Besonderes Augenmerk legen die Kassen auf Bereiche mit überdurchschnittlich hohem Einsparpotenzial. »Dies gilt vor allem für die deutlich überfinanzierte Vergütung individuell hergestellter parenteraler Zubereitungen.« Weitere Mehrausgaben für die Arzneimittelversorgung durch Apotheken seien mit Blick auf die aufgedeckten Wirtschaftlichkeitsreserven nicht länger zu rechtfertigen.

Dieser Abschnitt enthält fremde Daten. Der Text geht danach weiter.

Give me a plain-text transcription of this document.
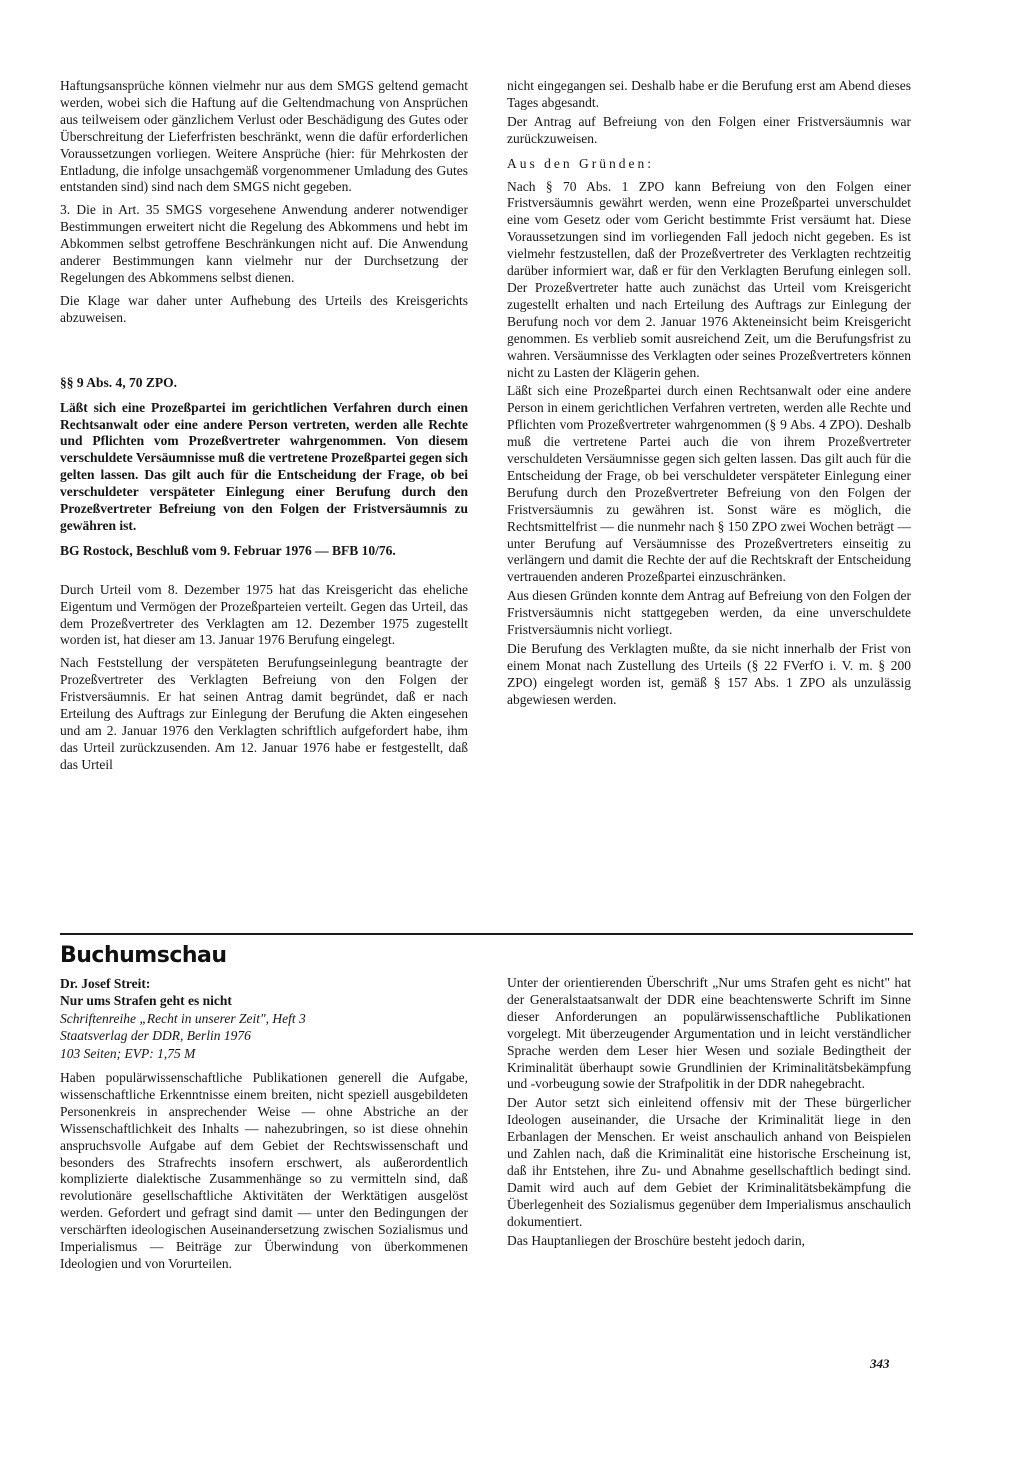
Haftungsansprüche können vielmehr nur aus dem SMGS geltend gemacht werden, wobei sich die Haftung auf die Geltendmachung von Ansprüchen aus teilweisem oder gänzlichem Verlust oder Beschädigung des Gutes oder Überschreitung der Lieferfristen beschränkt, wenn die dafür erforderlichen Voraussetzungen vorliegen. Weitere Ansprüche (hier: für Mehrkosten der Entladung, die infolge unsachgemäß vorgenommener Umladung des Gutes entstanden sind) sind nach dem SMGS nicht gegeben.

3. Die in Art. 35 SMGS vorgesehene Anwendung anderer notwendiger Bestimmungen erweitert nicht die Regelung des Abkommens und hebt im Abkommen selbst getroffene Beschränkungen nicht auf. Die Anwendung anderer Bestimmungen kann vielmehr nur der Durchsetzung der Regelungen des Abkommens selbst dienen.

Die Klage war daher unter Aufhebung des Urteils des Kreisgerichts abzuweisen.

§§ 9 Abs. 4, 70 ZPO.

Läßt sich eine Prozeßpartei im gerichtlichen Verfahren durch einen Rechtsanwalt oder eine andere Person vertreten, werden alle Rechte und Pflichten vom Prozeßvertreter wahrgenommen. Von diesem verschuldete Versäumnisse muß die vertretene Prozeßpartei gegen sich gelten lassen. Das gilt auch für die Entscheidung der Frage, ob bei verschuldeter verspäteter Einlegung einer Berufung durch den Prozeßvertreter Befreiung von den Folgen der Fristversäumnis zu gewähren ist.

BG Rostock, Beschluß vom 9. Februar 1976 — BFB 10/76.

Durch Urteil vom 8. Dezember 1975 hat das Kreisgericht das eheliche Eigentum und Vermögen der Prozeßparteien verteilt. Gegen das Urteil, das dem Prozeßvertreter des Verklagten am 12. Dezember 1975 zugestellt worden ist, hat dieser am 13. Januar 1976 Berufung eingelegt.

Nach Feststellung der verspäteten Berufungseinlegung beantragte der Prozeßvertreter des Verklagten Befreiung von den Folgen der Fristversäumnis. Er hat seinen Antrag damit begründet, daß er nach Erteilung des Auftrags zur Einlegung der Berufung die Akten eingesehen und am 2. Januar 1976 den Verklagten schriftlich aufgefordert habe, ihm das Urteil zurückzusenden. Am 12. Januar 1976 habe er festgestellt, daß das Urteil

nicht eingegangen sei. Deshalb habe er die Berufung erst am Abend dieses Tages abgesandt.

Der Antrag auf Befreiung von den Folgen einer Fristversäumnis war zurückzuweisen.

Aus den Gründen:

Nach § 70 Abs. 1 ZPO kann Befreiung von den Folgen einer Fristversäumnis gewährt werden, wenn eine Prozeßpartei unverschuldet eine vom Gesetz oder vom Gericht bestimmte Frist versäumt hat. Diese Voraussetzungen sind im vorliegenden Fall jedoch nicht gegeben. Es ist vielmehr festzustellen, daß der Prozeßvertreter des Verklagten rechtzeitig darüber informiert war, daß er für den Verklagten Berufung einlegen soll. Der Prozeßvertreter hatte auch zunächst das Urteil vom Kreisgericht zugestellt erhalten und nach Erteilung des Auftrags zur Einlegung der Berufung noch vor dem 2. Januar 1976 Akteneinsicht beim Kreisgericht genommen. Es verblieb somit ausreichend Zeit, um die Berufungsfrist zu wahren. Versäumnisse des Verklagten oder seines Prozeßvertreters können nicht zu Lasten der Klägerin gehen.

Läßt sich eine Prozeßpartei durch einen Rechtsanwalt oder eine andere Person in einem gerichtlichen Verfahren vertreten, werden alle Rechte und Pflichten vom Prozeßvertreter wahrgenommen (§ 9 Abs. 4 ZPO). Deshalb muß die vertretene Partei auch die von ihrem Prozeßvertreter verschuldeten Versäumnisse gegen sich gelten lassen. Das gilt auch für die Entscheidung der Frage, ob bei verschuldeter verspäteter Einlegung einer Berufung durch den Prozeßvertreter Befreiung von den Folgen der Fristversäumnis zu gewähren ist. Sonst wäre es möglich, die Rechtsmittelfrist — die nunmehr nach § 150 ZPO zwei Wochen beträgt — unter Berufung auf Versäumnisse des Prozeßvertreters einseitig zu verlängern und damit die Rechte der auf die Rechtskraft der Entscheidung vertrauenden anderen Prozeßpartei einzuschränken.

Aus diesen Gründen konnte dem Antrag auf Befreiung von den Folgen der Fristversäumnis nicht stattgegeben werden, da eine unverschuldete Fristversäumnis nicht vorliegt.

Die Berufung des Verklagten mußte, da sie nicht innerhalb der Frist von einem Monat nach Zustellung des Urteils (§ 22 FVerfO i. V. m. § 200 ZPO) eingelegt worden ist, gemäß § 157 Abs. 1 ZPO als unzulässig abgewiesen werden.

Buchumschau
Dr. Josef Streit:
Nur ums Strafen geht es nicht
Schriftenreihe „Recht in unserer Zeit", Heft 3
Staatsverlag der DDR, Berlin 1976
103 Seiten; EVP: 1,75 M

Haben populärwissenschaftliche Publikationen generell die Aufgabe, wissenschaftliche Erkenntnisse einem breiten, nicht speziell ausgebildeten Personenkreis in ansprechender Weise — ohne Abstriche an der Wissenschaftlichkeit des Inhalts — nahezubringen, so ist diese ohnehin anspruchsvolle Aufgabe auf dem Gebiet der Rechtswissenschaft und besonders des Strafrechts insofern erschwert, als außerordentlich komplizierte dialektische Zusammenhänge so zu vermitteln sind, daß revolutionäre gesellschaftliche Aktivitäten der Werktätigen ausgelöst werden. Gefordert und gefragt sind damit — unter den Bedingungen der verschärften ideologischen Auseinandersetzung zwischen Sozialismus und Imperialismus — Beiträge zur Überwindung von überkommenen Ideologien und von Vorurteilen.

Unter der orientierenden Überschrift „Nur ums Strafen geht es nicht" hat der Generalstaatsanwalt der DDR eine beachtenswerte Schrift im Sinne dieser Anforderungen an populärwissenschaftliche Publikationen vorgelegt. Mit überzeugender Argumentation und in leicht verständlicher Sprache werden dem Leser hier Wesen und soziale Bedingtheit der Kriminalität überhaupt sowie Grundlinien der Kriminalitätsbekämpfung und -vorbeugung sowie der Strafpolitik in der DDR nahegebracht.

Der Autor setzt sich einleitend offensiv mit der These bürgerlicher Ideologen auseinander, die Ursache der Kriminalität liege in den Erbanlagen der Menschen. Er weist anschaulich anhand von Beispielen und Zahlen nach, daß die Kriminalität eine historische Erscheinung ist, daß ihr Entstehen, ihre Zu- und Abnahme gesellschaftlich bedingt sind. Damit wird auch auf dem Gebiet der Kriminalitätsbekämpfung die Überlegenheit des Sozialismus gegenüber dem Imperialismus anschaulich dokumentiert.

Das Hauptanliegen der Broschüre besteht jedoch darin,

343
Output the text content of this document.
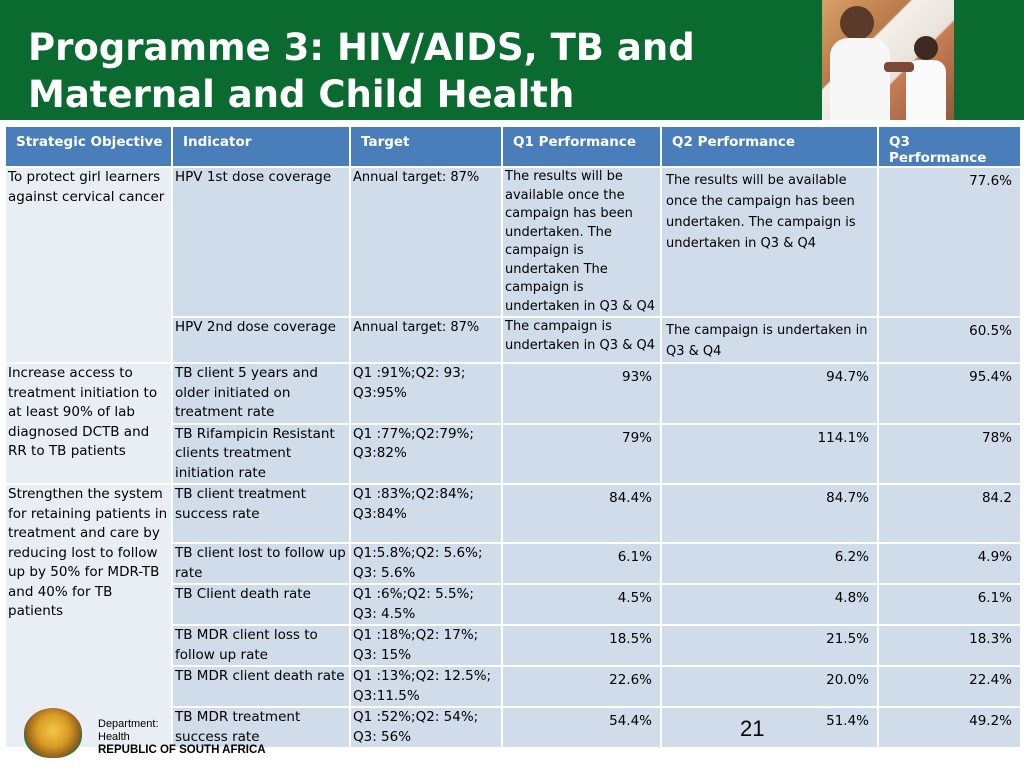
Programme 3: HIV/AIDS, TB and
Maternal and Child Health
Strategic Objective	Indicator	Target	Q1 Performance	Q2 Performance	Q3 Performance
To protect girl learners against cervical cancer	HPV 1st dose coverage	Annual target: 87%	The results will be available once the campaign has been undertaken. The campaign is undertaken The campaign is undertaken in Q3 & Q4	The results will be available once the campaign has been undertaken. The campaign is undertaken in Q3 & Q4	77.6%
	HPV 2nd dose coverage	Annual target: 87%	The campaign is undertaken in Q3 & Q4	The campaign is undertaken in Q3 & Q4	60.5%
Increase access to treatment initiation to at least 90% of lab diagnosed DCTB and RR to TB patients	TB client 5 years and older initiated on treatment rate	Q1 :91%;Q2: 93; Q3:95%	93%	94.7%	95.4%
	TB Rifampicin Resistant clients treatment initiation rate	Q1 :77%;Q2:79%; Q3:82%	79%	114.1%	78%
Strengthen the system for retaining patients in treatment and care by reducing lost to follow up by 50% for MDR-TB and 40% for TB patients	TB client treatment success rate	Q1 :83%;Q2:84%; Q3:84%	84.4%	84.7%	84.2
	TB client lost to follow up rate	Q1:5.8%;Q2: 5.6%; Q3: 5.6%	6.1%	6.2%	4.9%
	TB Client death rate	Q1 :6%;Q2: 5.5%; Q3: 4.5%	4.5%	4.8%	6.1%
	TB MDR client loss to follow up rate	Q1 :18%;Q2: 17%; Q3: 15%	18.5%	21.5%	18.3%
	TB MDR client death rate	Q1 :13%;Q2: 12.5%; Q3:11.5%	22.6%	20.0%	22.4%
	TB MDR treatment success rate	Q1 :52%;Q2: 54%; Q3: 56%	54.4%	51.4%	49.2%
Department:
Health
REPUBLIC OF SOUTH AFRICA
21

Der Apothekenmarkt in Deutschland zeichne sich »durch eine starke Regulierung aus, die vor allem dem Leitgedanken folgt, bestehende, historisch gewachsene Privilegien und Strukturen zu bewahren«. Aus Sicht der GKV stehen dabei nicht die Patienten im Fokus, sondern vielmehr die Vergütung der Pharmazeuten. Daher dringen die Krankenkassen darauf, das aktuelle System nicht nur aus wirtschaftlicher Sicht, sondern auch in Bezug auf die Patientenversorgung zu überprüfen und anzupassen. »So erscheinen starre Vorgaben für Öffnungszeiten in schwach besiedelten Regionen mit geringer Kundenfrequenz nicht sachgerecht«, heißt es im Geschäftsbericht. Stattdessen gelte es, verstärkt auf mobile Versorgung zu setzen.
Durch die Digitalisierung ergeben sich dem Gremium zufolge weitere Ansatzpunkte zur Verbesserung der Versorgung vor allem in ländlichen Regionen. »Ein möglicher Ansatz könnte – in Analogie zur Telemedizin – eine telepharmazeutische Sprechstunde sein.« Denkbar wären demnach auch durch Teleassistenz unterstützte Kooperationen zwischen Haupt- und Filialapotheken, um Synergieeffekte zu schaffen.